Emotions,  Impulsiveness,  Substance Abuse

What Diane Schuler’s story can tell us about emotional honesty and acceptance

You may or may not remember this story from 2009. Diane Schuler, a mother and aunt with her children and her sister’s children in a min-van, goes the wrong way on the Taconic Parkway in Westchester county and plows into an SUV head-on killing three in the SUV and 4 children and herself in the mini-van. Toxicology reports showed she had a blood alcohol level of .19 over twice the legal limit of .08. She also reportedly smoked marijuana and had several ounces of undigested alcohol in her stomach. Here’s an article that analyses the NY Magazine article about her husband Daniel Schuler. This analysis from Jezebel.com, points out the problems, isolation, secrets and tragedy that can exist when a spouse is unable to communicate his/her emotional pains.

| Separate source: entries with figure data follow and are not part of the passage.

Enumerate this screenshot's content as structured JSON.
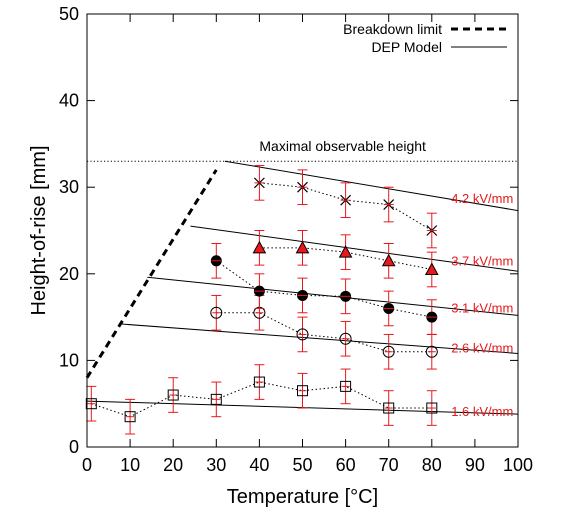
{
  "chart_data": {
    "type": "scatter",
    "title": "",
    "xlabel": "Temperature [°C]",
    "ylabel": "Height-of-rise [mm]",
    "xlim": [
      0,
      100
    ],
    "ylim": [
      0,
      50
    ],
    "xticks": [
      0,
      10,
      20,
      30,
      40,
      50,
      60,
      70,
      80,
      90,
      100
    ],
    "yticks": [
      0,
      10,
      20,
      30,
      40,
      50
    ],
    "grid": false,
    "legend": {
      "placement": "top-right",
      "entries": [
        {
          "label": "Breakdown limit",
          "style": "thick-dashed"
        },
        {
          "label": "DEP Model",
          "style": "solid"
        }
      ]
    },
    "reference_line": {
      "label": "Maximal observable height",
      "y": 33,
      "style": "dotted"
    },
    "breakdown_limit": {
      "x": [
        0,
        30
      ],
      "y": [
        8,
        32
      ]
    },
    "errorbar_color": "#e8191c",
    "field_label_color": "#e8191c",
    "series": [
      {
        "field": "1.6 kV/mm",
        "marker": "open-square",
        "x": [
          1,
          10,
          20,
          30,
          40,
          50,
          60,
          70,
          80
        ],
        "y": [
          5,
          3.5,
          6,
          5.5,
          7.5,
          6.5,
          7,
          4.5,
          4.5
        ],
        "error": [
          2,
          2,
          2,
          2,
          2,
          2,
          2,
          2,
          2
        ],
        "model": {
          "x": [
            0,
            100
          ],
          "y": [
            5.3,
            3.8
          ]
        }
      },
      {
        "field": "2.6 kV/mm",
        "marker": "open-circle",
        "x": [
          30,
          40,
          50,
          60,
          70,
          80
        ],
        "y": [
          15.5,
          15.5,
          13,
          12.5,
          11,
          11
        ],
        "error": [
          2,
          2,
          2,
          2,
          2,
          2
        ],
        "model": {
          "x": [
            8,
            100
          ],
          "y": [
            14.2,
            10.8
          ]
        }
      },
      {
        "field": "3.1 kV/mm",
        "marker": "filled-circle",
        "x": [
          30,
          40,
          50,
          60,
          70,
          80
        ],
        "y": [
          21.5,
          18,
          17.5,
          17.4,
          16,
          15
        ],
        "error": [
          2,
          2,
          2,
          2,
          2,
          2
        ],
        "model": {
          "x": [
            14,
            100
          ],
          "y": [
            19.6,
            15.2
          ]
        }
      },
      {
        "field": "3.7 kV/mm",
        "marker": "triangle",
        "x": [
          40,
          50,
          60,
          70,
          80
        ],
        "y": [
          23,
          23,
          22.5,
          21.5,
          20.5
        ],
        "error": [
          2,
          2,
          2,
          2,
          2
        ],
        "model": {
          "x": [
            24,
            100
          ],
          "y": [
            25.5,
            20.3
          ]
        }
      },
      {
        "field": "4.2 kV/mm",
        "marker": "star",
        "x": [
          40,
          50,
          60,
          70,
          80
        ],
        "y": [
          30.5,
          30,
          28.5,
          28,
          25
        ],
        "error": [
          2,
          2,
          2,
          2,
          2
        ],
        "model": {
          "x": [
            32,
            100
          ],
          "y": [
            33,
            27.3
          ]
        }
      }
    ]
  }
}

Diane Schuler’s Story Is One Of Isolation, Denial, And Rage
Anna North

One of the saddest news stories of the summer just got sadder — the husband of Diane Schuler, whose wrong-way drunk-driving crash killed her and seven others, tells New York Magazine he still believes his wife was essentially perfect.

New York’s Steve Fishman tells a depressing tale of denial and rage. On one side is the bereaved Schuler, struggling to go on after the death of his wife and daughter, and on the other is the Bastardi family, two of whose members were killed when Diane Schuler’s Winstar struck their TrailBlazer. Mike Bastardi lost his father, Michael Sr., and his brother Guy, and is angry at the whole Schuler family for what he sees as their role in the accident. He says, “They make like it was not even their fault. I think they knew she was drunk and stoned.” Bastardi’s wife Jeanne is even harsher. She says, “Not even a second have I felt sorry for Danny. This becomes a man you can’t hate enough.”

Part of the reason the Bastardis are so angry with Schuler is that he won’t own up to his wife’s guilt. After the crash, he said at a press conference, “She did not drink. She is not an alcoholic. My heart is rested every night. Something medically had to have happened.” He’s stuck to this story ever since, hiring a private investigator and a lawyer who speculated that a small stroke or abscess might have caused her to suddenly lose judgment and down ten shots of vodka before getting behind the wheel. Not only was his wife not an addict, he says, she was nearly flawless. Though he spoke to the investigator about “ups and downs” in his marriage,” he told Fishman, “There were never any downs. Up for twelve years.” He says they were “perfect” for each other, she was an “outstanding” mom, and, tellingly, “She never complained. I do; she doesn’t.”

Diane Schuler’s friends also portray her as keeping her feelings — especially negative ones — to herself. One says, “I’ve never seen her mad or angry,” another, “she infrequently talked about personal feelings.” She never talked about her parents’ divorce, and refused to speak to her mother — some friends even thought her mother was dead. When Fishman asked Danny “how well he really knew” his wife, Danny answered, “She’d talk to me if things came up.” His examples: “The house needs painting, the gutters need to be cleaned.”

To hear Fishman tell it, the Schulers’ story seemed like a long, drawn-out, and bloody example of the consequences of secrets in a marriage. Did Diane Schuler feel pressured to be the perfect mom — Danny mentions her expertise with birthday cards and holiday decorations — and thus keep her substance problems to herself? Did she feel she couldn’t confide in her husband because their work schedules meant they were rarely home at the same time? Did her parents’ divorce make her feel she couldn’t rock the boat in her own marriage? Why didn’t her friends know more about her troubles? Probably these questions will never be answered, but if there’s a tragic flaw in the whole Schuler saga, it’s isolation.

Despite her supposedly close-knit family, Diane Schuler apparently kept herself hidden from everyone. This led not only to her death and the deaths of seven others — it also plunged her husband into denial and the surviving Bastardi’s into fruitless anger. They won’t be satisfied until he admits guilt; he won’t be satisfied until he proves his wife was blameless. It’s hard to know how much of this cycle of despair was caused by Diane Schuler’s own particular pathology, and how much by an American idea of marriage that often positions the spouse as sole confidant even when, as was the case with the Schulers, that spouse may be physically unavailable. Only one thing is clear: if Schuler had felt able to open up about her own life, she might have avoided destroying countless others.